In any case, in that answer you mention, I provided a file which classifies invoices as to whether they are album purchases or not. You can use that to investigate the differences and try to figure it out yourself — it’s a good exercise.

Hi @Bruno,

I am also having trouble with this exercise. I want to understand Dataquest’s solution since it shows something I have not seen in past exercises.

“…SELECT t2.album_id FROM track t2
WHERE t2.track_id = ifs.first_track_id…”

In past execises, I remember seeing a number or string in the WHERE clause, for instance:
WHERE t2.track_id = 2
or a subquery that results in a number or string. In this exercise, we are comparing two columns in the WHERE clause, similarly to when we use the JOIN ON clause.

I do not understand how WHERE in this situation works, specially considering that the ifs table was not joined in this subquery.

Can you help me to understand this, please?

I do not want to advance with an alternate solution because I fear I might need to use this WHERE condition again in future exercises.

Thank you very much for your help

Hey, Rodrigo.

Since this is an entirely different question, I won’t go into too much detail. Feel free to ask your questions in a new post if this doesn’t suffice.

This is great feedback, thanks. @rodrigoc.lomonaco

A clause like `WHERE a_column = another_column` is filtering for rows in which the values of the columns match.
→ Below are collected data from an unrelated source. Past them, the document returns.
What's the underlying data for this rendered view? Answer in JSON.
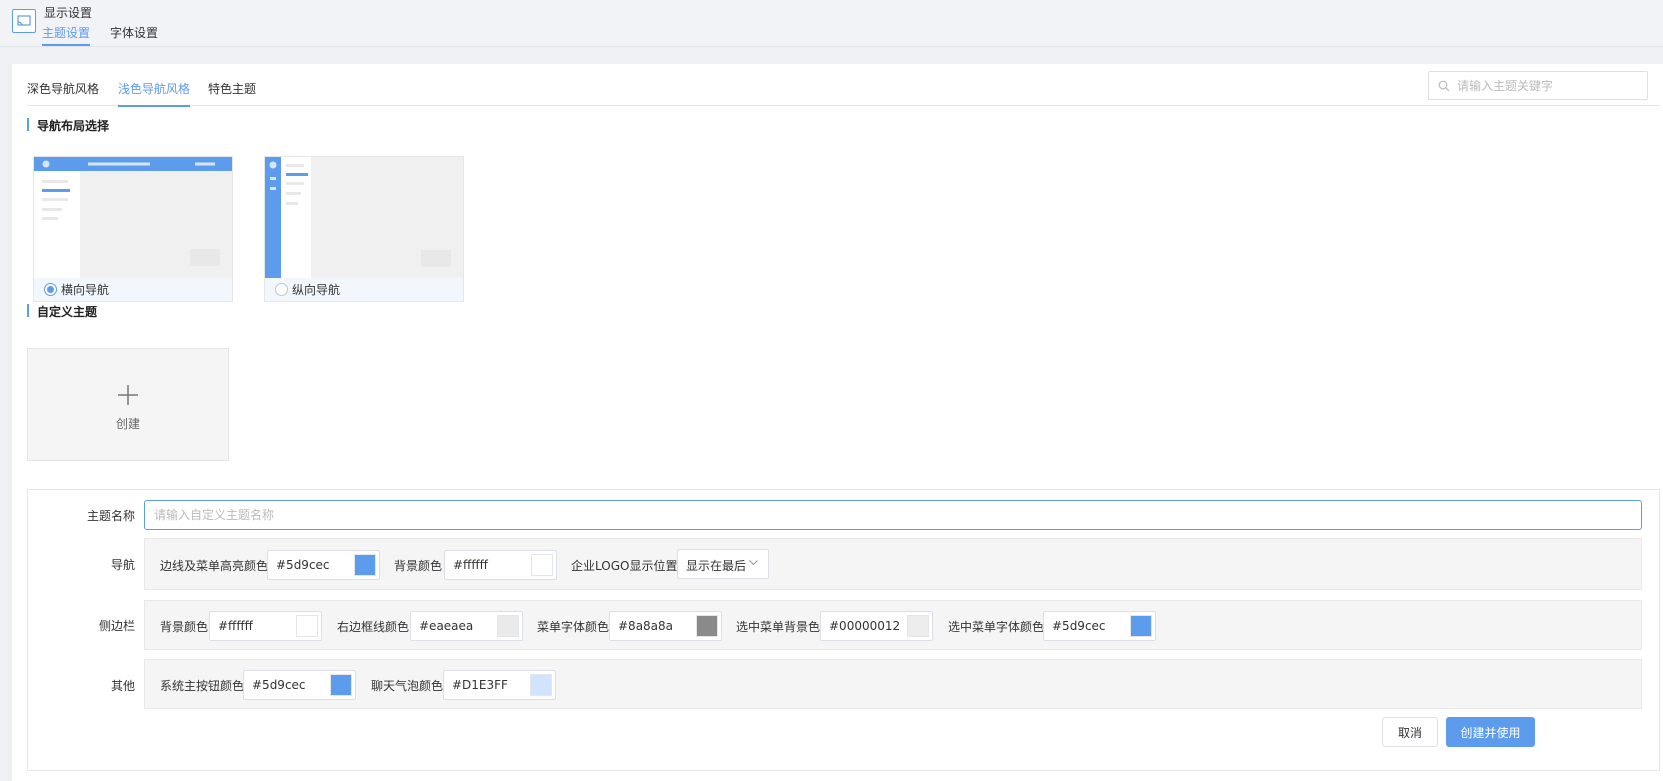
{
  "header": {
    "title": "显示设置",
    "subtabs": [
      {
        "label": "主题设置",
        "active": true
      },
      {
        "label": "字体设置",
        "active": false
      }
    ]
  },
  "tabs": [
    {
      "label": "深色导航风格",
      "active": false
    },
    {
      "label": "浅色导航风格",
      "active": true
    },
    {
      "label": "特色主题",
      "active": false
    }
  ],
  "search": {
    "placeholder": "请输入主题关键字",
    "icon": "search-icon"
  },
  "layout_section": {
    "title": "导航布局选择",
    "options": [
      {
        "label": "横向导航",
        "selected": true
      },
      {
        "label": "纵向导航",
        "selected": false
      }
    ]
  },
  "custom_section": {
    "title": "自定义主题",
    "create_label": "创建",
    "create_icon": "plus-icon"
  },
  "form": {
    "name_label": "主题名称",
    "name_placeholder": "请输入自定义主题名称",
    "nav": {
      "label": "导航",
      "fields": [
        {
          "label": "边线及菜单高亮颜色",
          "value": "#5d9cec",
          "swatch": "#5d9cec"
        },
        {
          "label": "背景颜色",
          "value": "#ffffff",
          "swatch": "#ffffff"
        }
      ],
      "logo_label": "企业LOGO显示位置",
      "logo_value": "显示在最后"
    },
    "sidebar": {
      "label": "侧边栏",
      "fields": [
        {
          "label": "背景颜色",
          "value": "#ffffff",
          "swatch": "#ffffff"
        },
        {
          "label": "右边框线颜色",
          "value": "#eaeaea",
          "swatch": "#eaeaea"
        },
        {
          "label": "菜单字体颜色",
          "value": "#8a8a8a",
          "swatch": "#8a8a8a"
        },
        {
          "label": "选中菜单背景色",
          "value": "#00000012",
          "swatch": "#ededed"
        },
        {
          "label": "选中菜单字体颜色",
          "value": "#5d9cec",
          "swatch": "#5d9cec"
        }
      ]
    },
    "other": {
      "label": "其他",
      "fields": [
        {
          "label": "系统主按钮颜色",
          "value": "#5d9cec",
          "swatch": "#5d9cec"
        },
        {
          "label": "聊天气泡颜色",
          "value": "#D1E3FF",
          "swatch": "#D1E3FF"
        }
      ]
    },
    "cancel_label": "取消",
    "submit_label": "创建并使用"
  },
  "colors": {
    "accent": "#5d9cec"
  }
}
For instance, say you have a table called `a_table` that looks like this:

a_column another_column yet_another_column
1 1 “Whateva!”
2 5 “I do what I want.”
3 3 “— Eric Cartman”

The query `SELECT * FROM a_table WHERE a_column = another_column;` yields

a_column another_column yet_another_column
1 1 “Whateva!”
3 3 “— Eric Cartman”
1 Like

When you meant that I should ask my questions in a new post, I am not sure if you meant I should create a new topic or if I should not reply the post I have previously replied. If you meant the former, I am sorry

I still have one question. In the same subquery:

a column of “ifs” table is used but “ifs” table is not in a FROM clause nor in a JOIN clause. I thought that if you are going to use a column from a table, this table had to be in a FROM clause or in a JOIN clause. Was that assumption incorrect?

Thanks again and sorry if I did a mistake.
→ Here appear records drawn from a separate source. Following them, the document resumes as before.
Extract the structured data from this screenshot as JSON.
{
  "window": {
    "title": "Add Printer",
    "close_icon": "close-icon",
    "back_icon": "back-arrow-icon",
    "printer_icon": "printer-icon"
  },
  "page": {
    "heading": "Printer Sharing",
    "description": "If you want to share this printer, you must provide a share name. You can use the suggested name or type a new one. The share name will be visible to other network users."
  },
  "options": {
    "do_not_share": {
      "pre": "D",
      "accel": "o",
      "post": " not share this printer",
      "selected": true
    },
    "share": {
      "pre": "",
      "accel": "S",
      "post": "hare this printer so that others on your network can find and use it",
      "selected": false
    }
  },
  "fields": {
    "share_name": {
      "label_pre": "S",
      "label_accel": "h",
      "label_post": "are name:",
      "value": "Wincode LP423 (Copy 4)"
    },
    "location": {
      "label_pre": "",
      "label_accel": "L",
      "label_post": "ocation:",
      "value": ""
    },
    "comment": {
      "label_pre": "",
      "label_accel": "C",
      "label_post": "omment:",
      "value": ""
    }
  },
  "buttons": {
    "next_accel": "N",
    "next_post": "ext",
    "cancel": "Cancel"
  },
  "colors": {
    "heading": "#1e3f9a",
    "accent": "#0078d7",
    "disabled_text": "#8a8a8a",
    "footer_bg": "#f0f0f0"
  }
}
Sorry, I used the wrong term, I meant a new topic. The one we’re using isn’t meant to encompass all questions regarding 191-7. The `191-7` tag only serves to inform what the topic pertains to.

It is:

1 Like

I think you are asking about “within the same SELECT statement, how did a new table appear?”

This was the concept where i remember the lessons missed totally.
Here is a clear example.

2 Likes

Thank you, @Bruno and @hanqi!

Oh, my mistake, Bruno. I will keep this in mind in future questions.
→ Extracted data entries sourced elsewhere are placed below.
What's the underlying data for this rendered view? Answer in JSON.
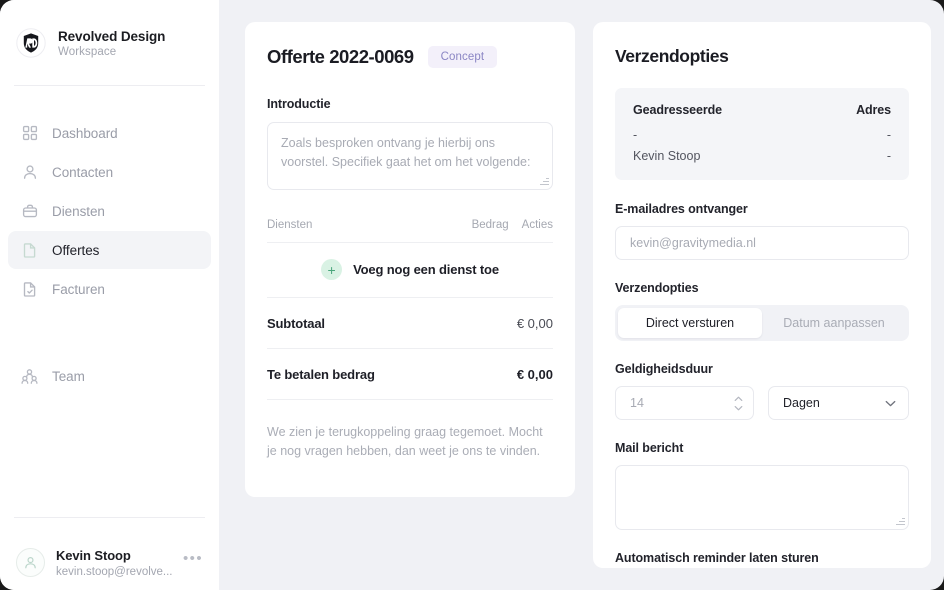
{
  "workspace": {
    "name": "Revolved Design",
    "subtitle": "Workspace",
    "logo_icon": "shield-monogram-icon"
  },
  "sidebar": {
    "items": [
      {
        "label": "Dashboard",
        "icon": "grid-icon",
        "active": false
      },
      {
        "label": "Contacten",
        "icon": "user-icon",
        "active": false
      },
      {
        "label": "Diensten",
        "icon": "briefcase-icon",
        "active": false
      },
      {
        "label": "Offertes",
        "icon": "document-icon",
        "active": true
      },
      {
        "label": "Facturen",
        "icon": "invoice-check-icon",
        "active": false
      }
    ],
    "team": {
      "label": "Team",
      "icon": "people-group-icon"
    },
    "user": {
      "name": "Kevin Stoop",
      "email": "kevin.stoop@revolve...",
      "avatar_icon": "user-avatar-icon",
      "more_icon": "ellipsis-icon"
    }
  },
  "offer": {
    "title": "Offerte 2022-0069",
    "status_badge": "Concept",
    "intro_label": "Introductie",
    "intro_placeholder": "Zoals besproken ontvang je hierbij ons voorstel. Specifiek gaat het om het volgende:",
    "table": {
      "col_diensten": "Diensten",
      "col_bedrag": "Bedrag",
      "col_acties": "Acties",
      "add_label": "Voeg nog een dienst toe",
      "add_icon": "plus-icon"
    },
    "totals": [
      {
        "label": "Subtotaal",
        "value": "€ 0,00"
      },
      {
        "label": "Te betalen bedrag",
        "value": "€ 0,00"
      }
    ],
    "footer_note": "We zien je terugkoppeling graag tegemoet. Mocht je nog vragen hebben, dan weet je ons te vinden."
  },
  "shipping": {
    "title": "Verzendopties",
    "recipient": {
      "col_geadresseerde": "Geadresseerde",
      "col_adres": "Adres",
      "rows": [
        {
          "name": "-",
          "address": "-"
        },
        {
          "name": "Kevin Stoop",
          "address": "-"
        }
      ]
    },
    "email": {
      "label": "E-mailadres ontvanger",
      "placeholder": "kevin@gravitymedia.nl"
    },
    "send_options": {
      "label": "Verzendopties",
      "options": [
        "Direct versturen",
        "Datum aanpassen"
      ],
      "selected": "Direct versturen"
    },
    "validity": {
      "label": "Geldigheidsduur",
      "amount_placeholder": "14",
      "unit_selected": "Dagen",
      "spinner_icon": "spinner-up-down-icon",
      "chevron_icon": "chevron-down-icon"
    },
    "mail_message": {
      "label": "Mail bericht",
      "value": ""
    },
    "reminder_label": "Automatisch reminder laten sturen"
  },
  "colors": {
    "page_background": "#f0f1f5",
    "card_background": "#ffffff",
    "badge_text": "#8b86c4",
    "badge_background": "#f3f0fa",
    "accent_mint": "#d9f2e4",
    "accent_mint_fg": "#4aa67c",
    "text_primary": "#1b1c23",
    "text_muted": "#a3a6b0"
  }
}
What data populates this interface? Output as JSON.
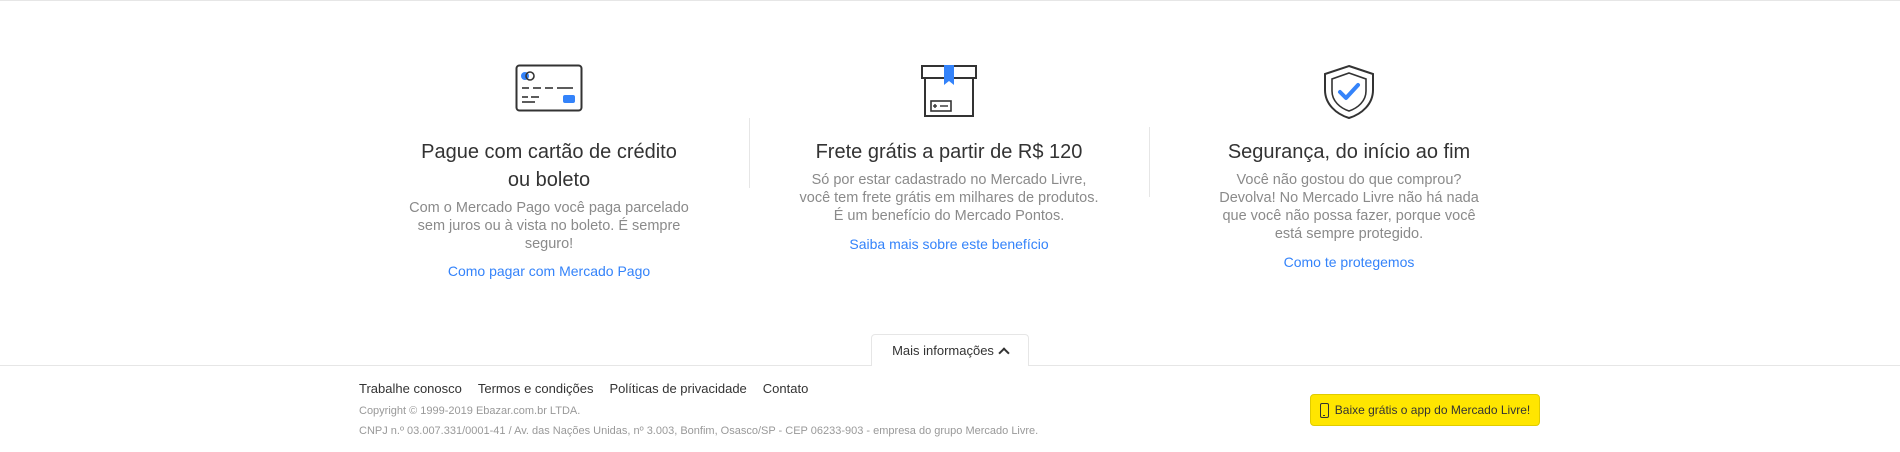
{
  "benefits": [
    {
      "icon": "credit-card-icon",
      "title": "Pague com cartão de crédito ou boleto",
      "text": "Com o Mercado Pago você paga parcelado sem juros ou à vista no boleto. É sempre seguro!",
      "link": "Como pagar com Mercado Pago"
    },
    {
      "icon": "package-icon",
      "title": "Frete grátis a partir de R$ 120",
      "text": "Só por estar cadastrado no Mercado Livre, você tem frete grátis em milhares de produtos. É um benefício do Mercado Pontos.",
      "link": "Saiba mais sobre este benefício"
    },
    {
      "icon": "shield-check-icon",
      "title": "Segurança, do início ao fim",
      "text": "Você não gostou do que comprou? Devolva! No Mercado Livre não há nada que você não possa fazer, porque você está sempre protegido.",
      "link": "Como te protegemos"
    }
  ],
  "more_info": {
    "label": "Mais informações"
  },
  "footer": {
    "links": [
      "Trabalhe conosco",
      "Termos e condições",
      "Políticas de privacidade",
      "Contato"
    ],
    "copyright": "Copyright © 1999-2019 Ebazar.com.br LTDA.",
    "address": "CNPJ n.º 03.007.331/0001-41 / Av. das Nações Unidas, nº 3.003, Bonfim, Osasco/SP - CEP 06233-903 - empresa do grupo Mercado Livre.",
    "app_button": "Baixe grátis o app do Mercado Livre!"
  },
  "colors": {
    "link": "#3483fa",
    "accent": "#ffe600",
    "icon_blue": "#3483fa"
  }
}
That is exactly what I meant, hanqi! I didn’t know I could use an information from an outer query in an inner query. I always thought the subqueries had to be sufficient on their own. I will try to find some exercises regarding correlated subqueries before tackling this 191-7 project.

Use the search function here on Discourse to search for 191-7, there are other solutions around that do not use the this technique.

Hey, Bruno. I had run through these topics regarding 191-7. I had found another solution in:

The proposed solution counts the number of distinct tracks in an album and the number of distinct tracks in an invoice, compares both and considers it an album purchase if the numbers are equal, isn’t it?

However, can’t we have some false positives in doing so? I mean, cases when the number of distinct tracks in an invoice are the same number of tracks in an album but the tracks themselves are different? In this situation, the invoice will be called an album purchase but it should not be.

I am not sure if I misinterpreted the code, though.

Not quite. It’s the number of distinct tracks in each combination of invoice and album.

If you have further questions concerning that solution, please reply to the post where that solution is posted or create a new topic including the solution you wish to ask about.

Thanks, Bruno!

1 Like

2 posts were split to a new topic: Answering Business Questions Using SQL

I am certainly no expert (yet - hopefully one day ), but this approach seems a lot more simple and intuitive to me than the solution given. I started going down this route, got stuck on some details, got very confused by the proposed solution and started thinking I was way off base… I went back and did it this way in the end. Thanks for your help!

1 Like